Several studies with an inhaled soluble IL-4 receptor antagonist, altrakincept (Nuvance) found modest benefit, but further development was discontinued by the manufacturer. In a placebo-controlled, parallel-group study of 62 moderate-persistent asthmatics dependent on moderate doses of ICS, subjects were randomized to placebo or three different doses of IL-4R by once-weekly nebulization for 12 weeks.98 There were modest improvements in symptom scores and FEV1 in the highest-dose group, but the asthma exacerbation rate was not significantly different than in the placebo group. An IL-13 antagonist has also shown promise in a primate model of asthma, and clinical studies are being initiated in human patients.
Steroids, either systemic or inhaled, are exquisitely active and effective in asthma, but their mechanism of action is broad, and concern for toxicity—even with topical steroids—has limited their wider use. A variety of approaches are being pursued to maximize local activity within the airways and at the same time to minimize systemic absorption and toxicity.99 One approach is development of on-site-activated steroids such as ciclesonide, which is a nonhalogenated ICS prodrug that requires endogenous cleavage by esterases for activity. Soft steroids are also being developed; these have improved local, topical selectivity and have much less steroid effect outside the target area. They may be inactivated by esterases or other enzymes (for example a lactone–glucocorticosteroid conjugate). Another approach is using dissociated steroids, or agents that favor monomeric glucocorticoid receptor complexes (i.e., they produce transrepression) and avoid dimerization or transactivation, which is undesirable in asthma. Agents from each of these categories are undergoing clinical trials.
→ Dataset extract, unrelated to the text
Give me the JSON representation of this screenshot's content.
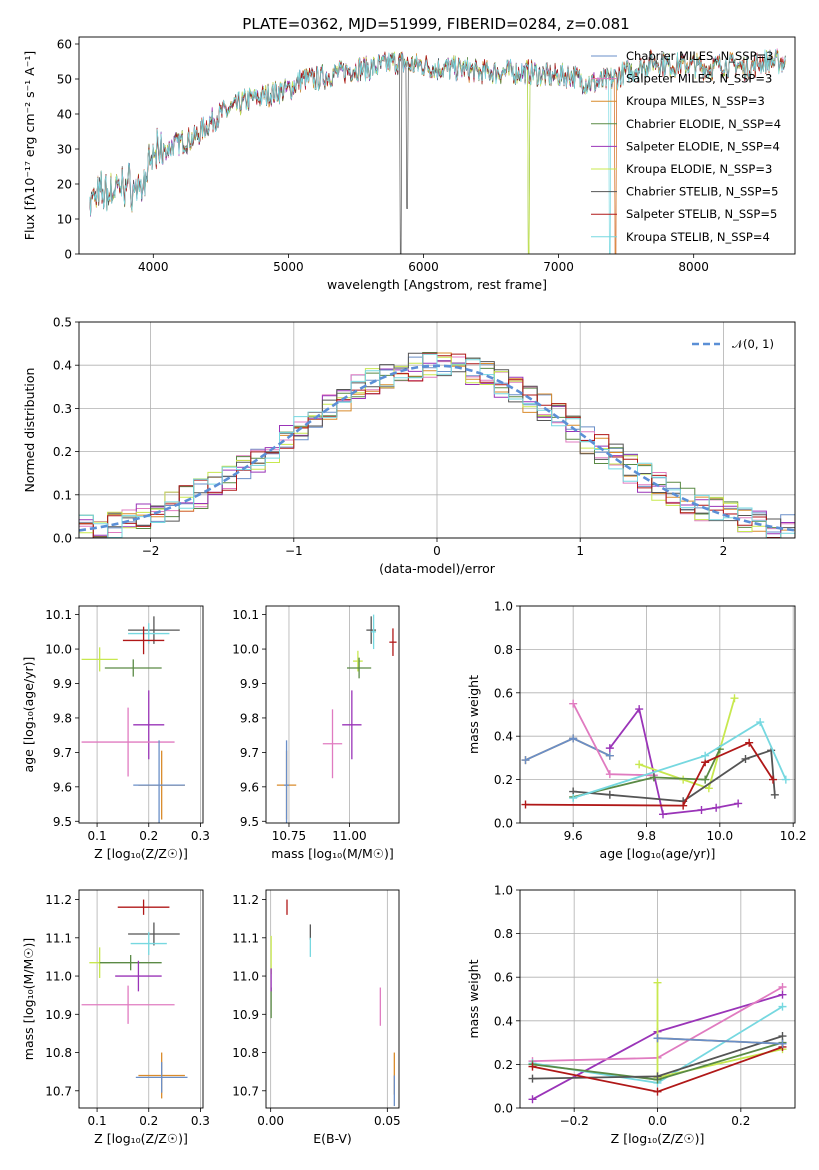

Further progress in asthma care will require better understanding of the molecular and genetic basis for the clinical heterogeneity seen in this disorder. The relation between acute and chronic inflammation as well as airway hyperresponsiveness and airway remodeling is still unclear. Research in exhaled noninvasive markers of inflammation might eventually translate into practical and clinically useful tools at point of care. The availability of such tools will encourage more precise management of anti-inflammatory therapy. Further development of pharmacogenetics might identify subsets of patients who may preferentially respond to one class of anti-inflammatory agents as opposed to others, thereby eliminating some of the trial and error that often occurs in normative asthma management. Finally, the specific pharmacotherapeutic approaches to block unique pathways offer hope for major new advances in the next 5 to 10 years.